The New York Stock Exchange rose overnight after a good manufacturing report buoyed investors.
The gains were broad-based. All 10 industry sectors in the S&P 500 finished higher, led by a 2% advance for energy companies after oil prices rose in the wake of the Institute for Supply Management (ISM) factory report.
The ISM said its survey of senior executives in the manufacturing sector saw its Index rise to 54.8% in April, from 53.4% in March. The new-orders index gained to 58.2% in April, from 54.5% in March. The production index was also up 2.7 percentage points, to 61.0%.
“This comes as a big surprise, because activity in the New York, Philadelphia and Chicago regions slowed materially last month,” Katy Lien, director of research and analysis at Global Forex Trading told CNN Money.
“The details of the report showed strength in new orders, production, new export orders, employment, supplier deliveries and customer inventories.”
The S&P500 Index gained 0.57% to 1405.82.
The Dow Jones Industrial Average was also up 0.50% or 65.69 points to 13279.30.
The NASDAQ Index rose 0.13% or 4.08 points to 3050.44.
The Dow touched 13326.17 during trading – the highest reading since December 2007.
Former US Federal Reserve chairman Alan Greenspan said US shares are are likely to rise as corporate earnings increase over time.
“Stocks are very cheap,” Greenspan said overnight at a Bloomberg Washington summit, citing very low price-earnings (PE) ratios.”
“There is no place for earnings to grow except into stock prices.”
Greenspan served as the US central bank’s chairman from 1987 to 2006.
West Texas Intermediate (WTI) oil price rose 1.23% to $US106.16 a barrel overnight.
Gold was down 0.11% to be trading at $US1662.10 an ounce.

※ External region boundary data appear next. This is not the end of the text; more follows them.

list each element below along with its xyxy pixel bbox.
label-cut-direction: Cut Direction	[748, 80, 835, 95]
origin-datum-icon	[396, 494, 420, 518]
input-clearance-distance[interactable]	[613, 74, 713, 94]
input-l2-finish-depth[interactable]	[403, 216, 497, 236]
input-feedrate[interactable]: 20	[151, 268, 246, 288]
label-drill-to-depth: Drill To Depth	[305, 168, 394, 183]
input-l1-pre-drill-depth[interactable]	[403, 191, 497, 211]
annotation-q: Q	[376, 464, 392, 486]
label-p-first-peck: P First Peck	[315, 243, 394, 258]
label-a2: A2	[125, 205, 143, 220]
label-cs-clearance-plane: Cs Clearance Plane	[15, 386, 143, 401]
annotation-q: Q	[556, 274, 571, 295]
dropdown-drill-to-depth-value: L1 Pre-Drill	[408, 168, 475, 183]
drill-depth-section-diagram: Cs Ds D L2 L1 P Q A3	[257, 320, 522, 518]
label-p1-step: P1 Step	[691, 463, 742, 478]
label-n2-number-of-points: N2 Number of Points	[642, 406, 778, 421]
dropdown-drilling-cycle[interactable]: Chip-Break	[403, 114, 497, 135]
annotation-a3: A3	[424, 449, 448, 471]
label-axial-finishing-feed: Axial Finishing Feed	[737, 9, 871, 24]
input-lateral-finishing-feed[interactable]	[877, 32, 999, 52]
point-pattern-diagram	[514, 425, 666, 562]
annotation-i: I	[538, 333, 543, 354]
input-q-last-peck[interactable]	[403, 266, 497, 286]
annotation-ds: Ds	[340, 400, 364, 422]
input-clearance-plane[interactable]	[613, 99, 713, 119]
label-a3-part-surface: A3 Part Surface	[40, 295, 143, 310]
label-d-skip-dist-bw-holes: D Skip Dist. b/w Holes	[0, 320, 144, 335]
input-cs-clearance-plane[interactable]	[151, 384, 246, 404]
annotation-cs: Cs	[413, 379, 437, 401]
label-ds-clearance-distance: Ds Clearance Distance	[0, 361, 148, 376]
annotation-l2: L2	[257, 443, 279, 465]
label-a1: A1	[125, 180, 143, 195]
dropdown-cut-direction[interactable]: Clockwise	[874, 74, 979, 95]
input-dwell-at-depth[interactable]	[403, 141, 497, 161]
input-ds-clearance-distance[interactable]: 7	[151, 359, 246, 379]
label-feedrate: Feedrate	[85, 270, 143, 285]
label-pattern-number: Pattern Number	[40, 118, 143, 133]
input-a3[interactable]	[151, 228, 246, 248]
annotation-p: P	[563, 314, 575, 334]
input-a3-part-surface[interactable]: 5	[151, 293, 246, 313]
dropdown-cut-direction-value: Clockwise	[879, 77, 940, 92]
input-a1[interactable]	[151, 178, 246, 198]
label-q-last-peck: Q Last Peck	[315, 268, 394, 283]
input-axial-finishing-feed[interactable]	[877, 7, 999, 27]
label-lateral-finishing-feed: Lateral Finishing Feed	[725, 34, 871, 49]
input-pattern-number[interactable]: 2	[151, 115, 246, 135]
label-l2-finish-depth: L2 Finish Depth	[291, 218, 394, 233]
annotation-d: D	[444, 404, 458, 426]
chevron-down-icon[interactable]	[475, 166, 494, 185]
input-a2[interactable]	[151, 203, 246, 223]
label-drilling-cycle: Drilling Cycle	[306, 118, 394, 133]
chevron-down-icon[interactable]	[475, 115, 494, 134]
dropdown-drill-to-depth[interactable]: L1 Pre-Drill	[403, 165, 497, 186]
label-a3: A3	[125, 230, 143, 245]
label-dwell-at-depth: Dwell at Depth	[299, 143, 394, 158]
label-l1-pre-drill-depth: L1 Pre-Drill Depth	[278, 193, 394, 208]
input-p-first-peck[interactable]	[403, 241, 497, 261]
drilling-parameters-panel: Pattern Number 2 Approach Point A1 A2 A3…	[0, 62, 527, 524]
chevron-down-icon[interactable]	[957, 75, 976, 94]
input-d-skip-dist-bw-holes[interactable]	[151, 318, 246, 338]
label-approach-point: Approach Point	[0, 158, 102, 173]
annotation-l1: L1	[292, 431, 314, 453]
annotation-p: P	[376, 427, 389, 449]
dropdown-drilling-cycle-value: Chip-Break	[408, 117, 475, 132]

The Australian dollar was down overnight buying $US1.0336 at 8am.
European sharemarket rise
European sharemarkets rose overnight on the good news in the US and banks led a rally on London’s leading shares index today after taxpayer-backed Lloyds Banking Group’s first quarter trading update cheered investors.
The London FTSE 100 closed up overnight 1.30% to 5812.23.
The European Stoxx50 index was flat, up 0.01% to 2306.69.
Spain’s debt and record unemployment woes continue to make headlines, but optimism about Europe has come from the head of the world’s biggest bond holder.
Pimco CEO Mohamed El-Erian noted there has been some progress made to tackle the European Union’s debt crisis and Spain has not made the same mistakes as Ireland and Greece.
Looking three to five years out, El-Erian sees a stronger Eurozone.-
“The good news is Spain is not Greece in the sense that it doesn’t have the deficit and debt issues of Greece nor does it have a dysfunctional public administration,” El-Erian told CNN Money in Los Angeles overnight.
“The good news is also that Spain hasn’t made the fatal decision that Ireland did, which is to assume the debt of an irresponsible private sector.”
But growing political opposition to budget austerity forced Italy to delay its goal of balancing the budget to 2014. Spain also missed fiscal targets, amid a worsening recession. French President Nicolas Sarkozy may be toppled in a May 6 vote by a socialist challenger who wants to reverse budget tightening measures. France has not balanced its books since the 70s. The Netherlands will hold elections in September after the Government fell over opposition to spending cuts and tax increases.
The Washington-based International Monetary Fund said in an April 17 report growth in Europe will shrink to 0.3% this year.